This paper reports a study of the behaviour of captive orang utans (pongo pygmaeus) at Chester Zoo, UK. The study addressed two questions: what is the effect of the presence of fresh browse on the animals' behaviour; and what is the effect of the presence of visitors? The first
part of the study analysed the animals' time budgets. The results indicated that the provision of fresh browse led to a decrease in the time spent sitting inactive by both adults and infants; it also led to an increase in the time spent by adults foraging for small food items in the woodchip
floor-covering beneath the branches of browse. The time-budget data also showed differences in the animals' behaviour between periods when large groups of visitors arrived and other periods on the same days when visitors were fewer. Specifically, adults used available paper sacks to cover
their heads more during periods of high visitor density, and infants held onto adults more. The second part of the study comprised an experiment in which visitor behaviour was manipulated.

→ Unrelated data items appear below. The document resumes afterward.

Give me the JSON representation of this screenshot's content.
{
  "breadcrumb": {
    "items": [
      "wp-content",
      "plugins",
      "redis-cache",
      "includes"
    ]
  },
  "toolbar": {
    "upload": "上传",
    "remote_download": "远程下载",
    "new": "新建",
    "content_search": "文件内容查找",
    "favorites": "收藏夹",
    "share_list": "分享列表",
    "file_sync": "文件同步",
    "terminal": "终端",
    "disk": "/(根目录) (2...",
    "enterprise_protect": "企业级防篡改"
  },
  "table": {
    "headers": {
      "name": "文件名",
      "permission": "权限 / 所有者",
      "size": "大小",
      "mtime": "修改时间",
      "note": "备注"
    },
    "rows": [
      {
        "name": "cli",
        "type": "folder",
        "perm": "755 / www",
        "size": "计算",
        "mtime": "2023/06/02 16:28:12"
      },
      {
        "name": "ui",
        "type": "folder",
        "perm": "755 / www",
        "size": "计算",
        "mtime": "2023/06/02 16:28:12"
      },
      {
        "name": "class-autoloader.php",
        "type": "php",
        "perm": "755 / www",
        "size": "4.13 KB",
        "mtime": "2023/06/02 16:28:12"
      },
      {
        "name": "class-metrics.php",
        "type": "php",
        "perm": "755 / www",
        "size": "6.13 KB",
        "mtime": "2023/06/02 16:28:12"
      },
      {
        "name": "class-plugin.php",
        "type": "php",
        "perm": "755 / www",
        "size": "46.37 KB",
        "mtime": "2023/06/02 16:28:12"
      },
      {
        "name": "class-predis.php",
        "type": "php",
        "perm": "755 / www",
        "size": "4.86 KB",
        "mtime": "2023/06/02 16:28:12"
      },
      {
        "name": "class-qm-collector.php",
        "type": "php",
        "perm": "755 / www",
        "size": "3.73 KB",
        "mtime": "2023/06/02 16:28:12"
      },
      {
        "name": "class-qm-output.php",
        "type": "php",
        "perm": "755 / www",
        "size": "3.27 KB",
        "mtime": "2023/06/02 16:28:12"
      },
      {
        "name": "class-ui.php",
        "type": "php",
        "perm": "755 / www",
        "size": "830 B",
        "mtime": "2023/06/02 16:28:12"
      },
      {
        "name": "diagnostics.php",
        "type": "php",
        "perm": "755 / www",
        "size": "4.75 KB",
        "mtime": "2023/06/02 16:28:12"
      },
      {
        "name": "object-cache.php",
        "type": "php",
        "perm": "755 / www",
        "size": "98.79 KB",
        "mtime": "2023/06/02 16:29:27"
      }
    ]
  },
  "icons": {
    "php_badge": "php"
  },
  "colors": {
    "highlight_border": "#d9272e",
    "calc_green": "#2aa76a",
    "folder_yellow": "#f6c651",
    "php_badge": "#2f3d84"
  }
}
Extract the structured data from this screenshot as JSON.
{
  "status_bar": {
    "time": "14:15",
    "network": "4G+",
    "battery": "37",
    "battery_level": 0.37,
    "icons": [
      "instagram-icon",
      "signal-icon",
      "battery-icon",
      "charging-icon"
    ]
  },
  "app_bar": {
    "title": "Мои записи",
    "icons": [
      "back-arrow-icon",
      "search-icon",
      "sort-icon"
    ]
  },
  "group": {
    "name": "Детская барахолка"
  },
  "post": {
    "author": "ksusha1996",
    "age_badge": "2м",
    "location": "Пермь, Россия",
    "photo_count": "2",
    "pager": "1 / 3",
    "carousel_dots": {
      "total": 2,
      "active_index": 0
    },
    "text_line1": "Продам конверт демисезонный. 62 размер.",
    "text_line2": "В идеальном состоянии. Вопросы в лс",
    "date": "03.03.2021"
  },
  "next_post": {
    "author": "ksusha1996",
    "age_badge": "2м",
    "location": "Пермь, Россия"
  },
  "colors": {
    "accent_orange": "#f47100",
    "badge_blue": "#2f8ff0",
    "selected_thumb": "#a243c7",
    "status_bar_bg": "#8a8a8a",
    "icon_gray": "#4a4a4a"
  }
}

Visitor groups of similar sizes were asked to behave either quietly or noisily (making vocal noise),
in order to determine whether the observed effects of visitors were attributable to group size or to the fact that larger groups tend to be noisier. The experiment indicated that the animals responded particularly to noise: when confronted with noisy groups, all animals looked more at the
visitors, and infants approached and held onto adults more. The findings suggest that zoo managers may need to take visitor behaviour into account in order to promote orang utan welfare.